Ah, I forgot about that.
> there is an issue with the way C2 handles constant vectors like zero
Really interesting findings. When I ran my benchmark in December I got
50_000 ops/sec for the all-ascii 20k.txt, but when I tried again with a
fresh build on March 3rd it was only 15_145. So perhaps there was a
regression in that time, but I also wonder if the vectorIntrinsics branch
(which I built) is missing Vladimir's branch-prediction patch. It's a
little confusing to me how two different git repos are being used for the
same project.
In jdk/jdk:
https://github.com/openjdk/jdk/commit/28fcb5aebf8885c63ce97a064a1d8e4ef89b0a33
In panama-vector (not found):
https://github.com/openjdk/panama-vector/commit/28fcb5aebf8885c63ce97a064a1d8e4ef89b0a33
Regards,
August
On Fri, Mar 5, 2021 at 12:59 PM Paul Sandoz <paul.sandoz at oracle.com> wrote:
> Looking at the code I spot three general issues with the Vector API:
>
> 1. Vector.slice(int origin, Vector<E> v1) is not currently optimized.
> We need to fix this.
>
> 2. Vectors held in final fields of LookupTables might not be treated as
> constant.
> Even though the LookupTables instance is held in a static field of the
> benchmark, HotSpot does not by default propagate to final fields.

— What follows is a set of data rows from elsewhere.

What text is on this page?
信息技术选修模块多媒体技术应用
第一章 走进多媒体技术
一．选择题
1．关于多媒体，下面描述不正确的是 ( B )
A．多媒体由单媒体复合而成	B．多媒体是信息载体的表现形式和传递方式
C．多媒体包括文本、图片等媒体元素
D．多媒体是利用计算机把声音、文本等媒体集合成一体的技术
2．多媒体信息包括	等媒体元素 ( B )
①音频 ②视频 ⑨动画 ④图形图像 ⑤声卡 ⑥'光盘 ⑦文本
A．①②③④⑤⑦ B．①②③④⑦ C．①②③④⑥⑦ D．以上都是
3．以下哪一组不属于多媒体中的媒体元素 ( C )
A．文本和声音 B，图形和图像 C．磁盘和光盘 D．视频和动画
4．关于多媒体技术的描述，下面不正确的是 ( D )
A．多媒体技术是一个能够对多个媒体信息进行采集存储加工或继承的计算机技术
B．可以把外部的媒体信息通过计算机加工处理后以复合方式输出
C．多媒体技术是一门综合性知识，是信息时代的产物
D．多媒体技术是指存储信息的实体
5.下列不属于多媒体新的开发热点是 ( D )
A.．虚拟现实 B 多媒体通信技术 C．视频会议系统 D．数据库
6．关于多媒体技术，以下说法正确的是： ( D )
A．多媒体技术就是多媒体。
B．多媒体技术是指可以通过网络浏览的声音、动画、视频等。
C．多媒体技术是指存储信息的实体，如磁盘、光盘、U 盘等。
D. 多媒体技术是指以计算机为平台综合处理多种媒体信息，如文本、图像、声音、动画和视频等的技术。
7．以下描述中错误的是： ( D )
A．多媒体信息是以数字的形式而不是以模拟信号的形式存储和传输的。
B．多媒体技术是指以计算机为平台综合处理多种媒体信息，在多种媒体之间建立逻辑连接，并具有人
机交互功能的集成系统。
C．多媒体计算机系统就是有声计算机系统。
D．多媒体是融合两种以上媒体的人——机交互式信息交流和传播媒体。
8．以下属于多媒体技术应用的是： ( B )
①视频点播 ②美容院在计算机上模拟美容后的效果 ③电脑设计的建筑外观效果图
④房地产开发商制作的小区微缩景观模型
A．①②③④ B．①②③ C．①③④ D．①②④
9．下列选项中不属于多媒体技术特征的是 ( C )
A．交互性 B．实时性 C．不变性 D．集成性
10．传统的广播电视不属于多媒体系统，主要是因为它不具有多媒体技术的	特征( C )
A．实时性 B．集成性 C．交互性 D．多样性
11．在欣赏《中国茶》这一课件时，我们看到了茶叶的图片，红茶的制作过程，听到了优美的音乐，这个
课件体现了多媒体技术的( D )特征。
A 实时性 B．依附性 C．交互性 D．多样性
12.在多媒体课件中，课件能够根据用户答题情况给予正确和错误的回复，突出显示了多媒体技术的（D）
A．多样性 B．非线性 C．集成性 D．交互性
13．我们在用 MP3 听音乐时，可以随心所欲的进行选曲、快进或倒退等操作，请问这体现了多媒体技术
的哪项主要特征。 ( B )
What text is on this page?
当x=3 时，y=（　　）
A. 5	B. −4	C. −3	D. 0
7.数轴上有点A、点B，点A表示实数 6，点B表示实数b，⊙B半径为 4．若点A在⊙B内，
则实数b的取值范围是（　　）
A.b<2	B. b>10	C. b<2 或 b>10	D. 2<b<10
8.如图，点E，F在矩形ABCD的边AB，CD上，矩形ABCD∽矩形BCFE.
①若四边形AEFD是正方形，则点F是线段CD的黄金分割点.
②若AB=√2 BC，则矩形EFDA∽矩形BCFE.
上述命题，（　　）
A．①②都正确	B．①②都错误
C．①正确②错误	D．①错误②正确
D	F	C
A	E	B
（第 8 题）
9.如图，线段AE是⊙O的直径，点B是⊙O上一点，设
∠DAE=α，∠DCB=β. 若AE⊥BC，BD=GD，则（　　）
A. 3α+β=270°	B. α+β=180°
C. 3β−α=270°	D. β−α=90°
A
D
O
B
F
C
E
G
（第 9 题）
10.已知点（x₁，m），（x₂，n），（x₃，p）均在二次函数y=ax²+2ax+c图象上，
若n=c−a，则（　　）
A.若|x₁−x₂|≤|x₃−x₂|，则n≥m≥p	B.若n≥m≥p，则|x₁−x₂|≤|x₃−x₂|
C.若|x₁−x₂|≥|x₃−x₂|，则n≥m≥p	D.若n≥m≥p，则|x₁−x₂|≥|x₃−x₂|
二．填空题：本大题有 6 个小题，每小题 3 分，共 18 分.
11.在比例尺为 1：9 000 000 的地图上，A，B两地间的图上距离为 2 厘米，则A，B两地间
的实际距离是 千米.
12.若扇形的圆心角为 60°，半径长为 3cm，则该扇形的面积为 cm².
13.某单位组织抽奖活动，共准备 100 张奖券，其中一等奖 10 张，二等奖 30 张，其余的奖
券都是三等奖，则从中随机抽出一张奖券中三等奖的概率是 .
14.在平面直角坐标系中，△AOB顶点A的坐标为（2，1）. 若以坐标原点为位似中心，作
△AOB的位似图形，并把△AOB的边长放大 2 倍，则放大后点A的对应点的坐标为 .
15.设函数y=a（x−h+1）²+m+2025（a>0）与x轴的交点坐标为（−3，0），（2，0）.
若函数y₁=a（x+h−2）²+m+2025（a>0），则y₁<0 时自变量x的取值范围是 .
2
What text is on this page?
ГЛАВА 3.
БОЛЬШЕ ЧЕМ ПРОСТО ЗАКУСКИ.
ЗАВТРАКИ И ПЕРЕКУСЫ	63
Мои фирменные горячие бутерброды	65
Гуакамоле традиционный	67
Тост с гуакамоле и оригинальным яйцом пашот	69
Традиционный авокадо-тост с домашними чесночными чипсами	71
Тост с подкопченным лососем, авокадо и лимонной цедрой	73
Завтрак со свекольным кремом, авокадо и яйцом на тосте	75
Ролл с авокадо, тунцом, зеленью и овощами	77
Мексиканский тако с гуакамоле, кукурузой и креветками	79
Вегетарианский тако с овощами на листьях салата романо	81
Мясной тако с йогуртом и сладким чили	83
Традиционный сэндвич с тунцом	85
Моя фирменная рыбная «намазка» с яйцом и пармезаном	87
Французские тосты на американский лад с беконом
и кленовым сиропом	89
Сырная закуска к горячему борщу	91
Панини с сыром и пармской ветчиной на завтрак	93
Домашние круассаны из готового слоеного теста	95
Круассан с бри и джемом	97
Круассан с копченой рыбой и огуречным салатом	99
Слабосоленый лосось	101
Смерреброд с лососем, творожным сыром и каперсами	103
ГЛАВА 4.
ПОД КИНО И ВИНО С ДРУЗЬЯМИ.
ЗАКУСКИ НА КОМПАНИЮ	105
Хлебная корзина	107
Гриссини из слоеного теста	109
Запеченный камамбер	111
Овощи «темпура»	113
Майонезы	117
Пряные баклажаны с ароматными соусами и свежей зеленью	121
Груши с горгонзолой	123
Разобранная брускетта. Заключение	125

> It might hoist the values outside the loop though (need to verify).
> (There is an ongoing bug to track support for final fields being really
> final. It’s complicated due to reflection, and deserialization.)
>
> 3. Masked loads are not yet optimal (but since this is performed at the
> end the impact is likely minimal).
>
>
> Digging deeper and focusing on just ASCII (using 20k.txt) I think there is
> an issue with the way C2 handles constant vectors like zero (could be a
> regression), which causes the values to be spilled on the stack which seems
> to cause other spills.
>
> So, perversely, let's create the zero vector from an array. Here’s your
> method just focusing on ASCII:
>
> public static boolean validate(byte[] buf, VectorSpecies<Byte> species, LookupTables lut) {
> // ByteVector zero = ByteVector.zero(species);
> ByteVector zero = ByteVector.fromArray(species, new byte[species.length()], 0);
> ByteVector error = zero;
> Vector<Byte> prevIncomplete = zero;
>
> int i = 0;
> for (; i < species.loopBound(buf.length); i += species.length()) {
> ByteVector input = ByteVector.fromArray(species, buf, i);
>
> boolean isUTF8 = input.compare(LT, zero).anyTrue();
> if (!isUTF8) {
> error = error.or(prevIncomplete);
> }
> }
>
> VectorMask<Byte> m = species.indexInRange(i, buf.length);
> ByteVector input = ByteVector.fromArray(species, buf, i, m);
> boolean isUTF8 = input.compare(LT, zero).anyTrue();
>
> error = error.or(prevIncomplete);
> return error.compare(EQ, zero).allTrue();
> }
>
>
> And run using a recent build of 17. The hot loop is:
>
>
> 3.35% ↗ 0x000000011a7dcf40: cmp %r11d,%r9d
> │ 0x000000011a7dcf43: jae 0x000000011a7dd578
> 2.73% │ 0x000000011a7dcf49: mov 0x20(%rsp),%rcx
> 7.02% │ 0x000000011a7dcf4e: vmovdqu 0x10(%rcx,%r9,1),%ymm2
> 8.31% │ 0x000000011a7dcf55: vpcmpgtb %ymm2,%ymm3,%ymm2
> 10.43% │ 0x000000011a7dcf59: vptest %ymm0,%ymm2
> 13.04% │ 0x000000011a7dcf5e: setne %cl
> 10.57% │ 0x000000011a7dcf61: movzbl %cl,%ecx
> 6.82% │ 0x000000011a7dcf64: test %ecx,%ecx
> │ 0x000000011a7dcf66: jne 0x000000011a7dd5a0
> 6.59% │ 0x000000011a7dcf6c: mov 0x118(%r15),%rcx
> 6.84% │ 0x000000011a7dcf73: vpor %ymm3,%ymm1,%ymm1
> 3.51% │ 0x000000011a7dcf77: add 0x18(%rsp),%r9d
> 2.71% │ 0x000000011a7dcf7c: test %eax,(%rcx)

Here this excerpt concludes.